Step 4: Install Open WebUI (~10 minutes). The recommended method is via Docker: docker run -d -p 3000:8080 --add-host=host.docker.internal:host-gateway -v open-webui:/app/backend/data --name open-webui --restart always ghcr.io/open-webui/open-webui:main. Alternatively, install via pip for a lighter setup.
Step 5: Connect and configure (~5 minutes). Open a browser to http://localhost:3000. Create an admin account. Open WebUI auto-detects the local Ollama instance. Select the Qwen model, and start chatting.
Total time: under 30 minutes for a competent IT person. No specialist AI knowledge required.
What Resellers Should Know
Set up a demo unit. Install the full stack on a CloudGate R9 in your office. When a customer asks about AI, open the browser and let them try it. The experience of typing a question and seeing a local AI respond — with no cloud, no subscription, no internet — is genuinely impressive and tangible.
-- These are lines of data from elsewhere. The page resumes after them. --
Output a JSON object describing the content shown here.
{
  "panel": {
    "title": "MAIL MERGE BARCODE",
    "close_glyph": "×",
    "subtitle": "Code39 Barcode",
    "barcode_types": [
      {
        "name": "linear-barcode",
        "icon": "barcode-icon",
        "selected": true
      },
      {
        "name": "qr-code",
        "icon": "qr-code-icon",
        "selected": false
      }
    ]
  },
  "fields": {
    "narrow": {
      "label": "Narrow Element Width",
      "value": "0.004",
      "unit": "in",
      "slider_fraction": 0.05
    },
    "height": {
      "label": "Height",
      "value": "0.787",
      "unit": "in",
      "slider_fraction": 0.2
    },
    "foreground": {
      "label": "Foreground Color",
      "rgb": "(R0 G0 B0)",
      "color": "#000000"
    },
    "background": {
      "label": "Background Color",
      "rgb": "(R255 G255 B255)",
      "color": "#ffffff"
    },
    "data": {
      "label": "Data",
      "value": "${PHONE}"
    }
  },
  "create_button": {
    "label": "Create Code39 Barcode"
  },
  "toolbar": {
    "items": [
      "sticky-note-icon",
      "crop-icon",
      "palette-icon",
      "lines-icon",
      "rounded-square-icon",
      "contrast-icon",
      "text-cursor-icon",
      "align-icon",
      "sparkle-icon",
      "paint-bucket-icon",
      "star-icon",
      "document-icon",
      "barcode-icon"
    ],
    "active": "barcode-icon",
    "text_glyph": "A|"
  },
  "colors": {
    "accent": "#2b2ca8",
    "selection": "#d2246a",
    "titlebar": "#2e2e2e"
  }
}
Manage expectations honestly. A 7B local model is useful, but it’s not GPT-4 or Claude Opus. It will occasionally get things wrong, produce verbose responses, or struggle with highly complex reasoning. Position it as a private assistant for everyday tasks, not a replacement for the most powerful cloud AI services.
The 16GB ceiling is the key talking point. If a customer wants more capable AI, the answer is more RAM (32GB opens up 14B models) or a cloud API (which brings the best models to the CloudGate via OpenClaw or similar tools). Be upfront about this — it builds trust and sets up the 32GB conversation for when that SKU becomes available.
The recurring value is in the privacy story. The technical capability is the hook, but the lasting value proposition is data sovereignty. Every conversation with a local AI is a conversation that never touched a cloud server. For regulated industries, that’s not a feature — it’s a requirement.
The Bottom Line
Running a local LLM on a mini PC is no longer a hobbyist experiment. The tools are mature (Ollama), the models are capable (Qwen 2.5 7B), and the interface is polished (Open WebUI). A CloudGate R7 or R9 can have a working private AI assistant in under 30 minutes, with no subscription, no cloud dependency, and no specialist knowledge required.
For resellers, this is a new capability to add to your CloudGate pitch — one that differentiates the product, creates setup and support opportunities, and positions you at the forefront of the private AI conversation.
The AI isn’t in the cloud. It’s in the palm of your customer’s hand.